Jadi, penekanan terhadap employee wellbeing ini memang berbeda sekali ya di zaman now. Mungkin kalau masa sebelumnya jarang ya, ada orang yang curhat-curhatan di tempat kerja. Itu salah satu contoh saja. Nah, lalu apa saja yang sekiranya dapat kita jadikan bekal untuk mewaspadai tren employee wellbeing ini?
Pertama, perusahaan dan organisasi diharapkan dapat lebih employee-centric, alias karyawan sentris. Tantangan perusahaan adalah mempertahankan pekerja yang bagus, dan ini perlu diakomodir dengan program wellbeing yang mendukung, tidak hanya secara fisik, namun juga mental, finansial, sosial, dan waktu luang, 5 pilar tadi. Pilar mana yang sekiranya menjadi prioritas, tentu disesuaikan dengan kondisi di perusahaan Anda.
Kedua, diskusi tentang kesehatan mental diharapkan lebih terbuka. WHO mengatakan bahwa kesehatan mental yang baik merupakan kunci untuk wellbeing secara keseluruhan. Wujudnya di antaranya dengan menyediakan forum diskusi tentang menjaga kesehatan mental, menyediakan layanan konselor, dan membangun suasana terbuka di dalam tim.
Ketiga, budaya perusahaan akan menjadi “artis utama”nya.

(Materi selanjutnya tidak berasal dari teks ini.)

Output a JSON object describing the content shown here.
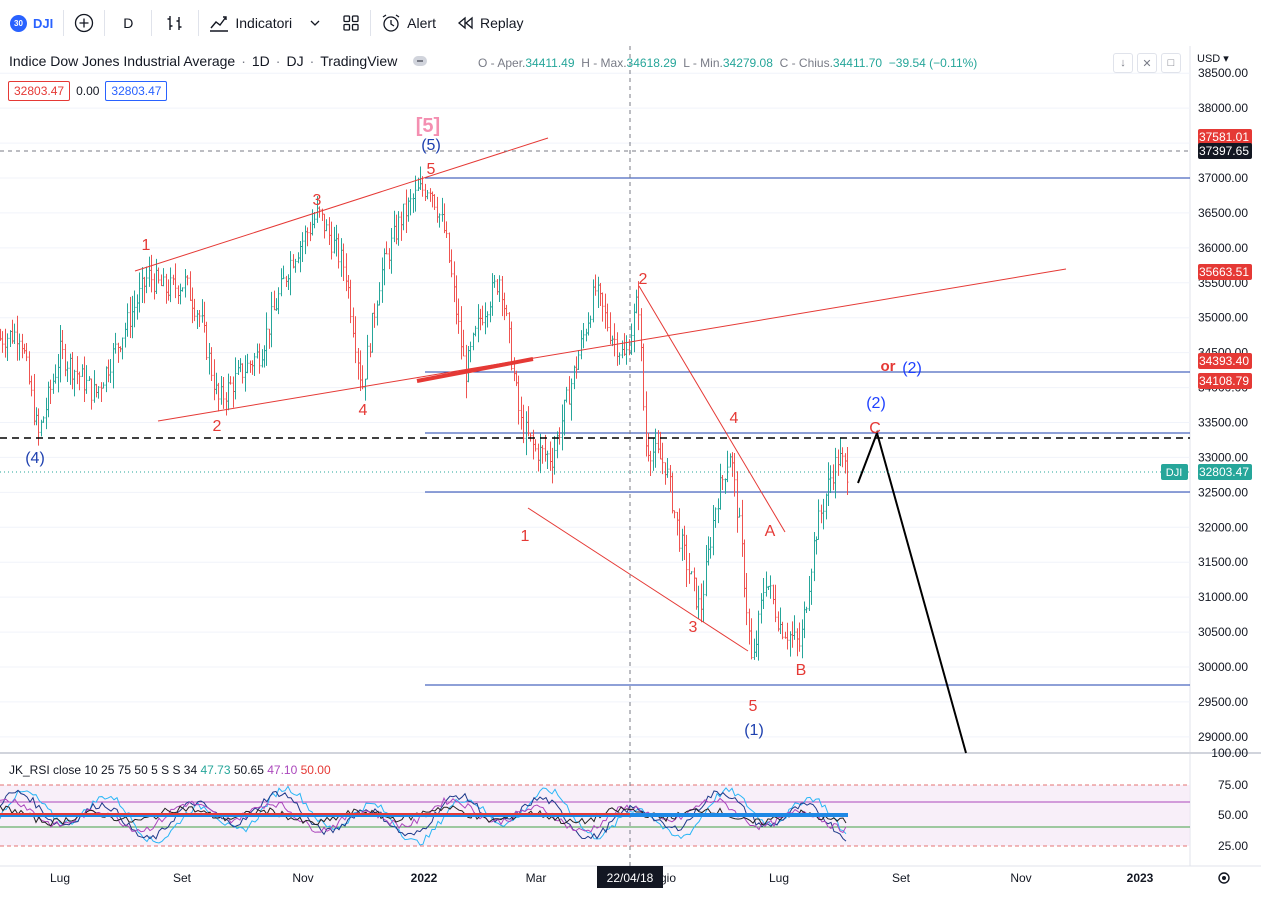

Ketika pekerja meyakini bahwa visi hidupnya selaras dengan visi dan budaya perusahaan, mereka akan lebih Bahagia dan bersedia berkontribusi. Dengan demikian, penting untuk memperhatikan visi dan budaya yang ditampilkan dan ditunjukkan dari atas sampai dengan lapis paling bawah.
Keempat, fleksibilitas adalah suatu keharusan. Memperbolehkan pekerja memilih cara ia bekerja akan memberikan mereka kendali diri. Ada yang hybrid, ada yang datang ke kantor ketika dibutuhkan, ada yang full online dan sebagainya. Kendali diri di pekerja memberikan dampak positif seperti lebih produktif, dan lebih bertanggung jawab.
Masa depan perusahaan Anda tergantung pada kepuasan para pekerja. Jagalah keterlibatan mereka dan buatlah mereka merasa diperhatikan, sehingga employee wellbeing dapat terwujud. Bagaimana dengan perusahaan Anda, sudah siapkah untuk tren employee wellbeing?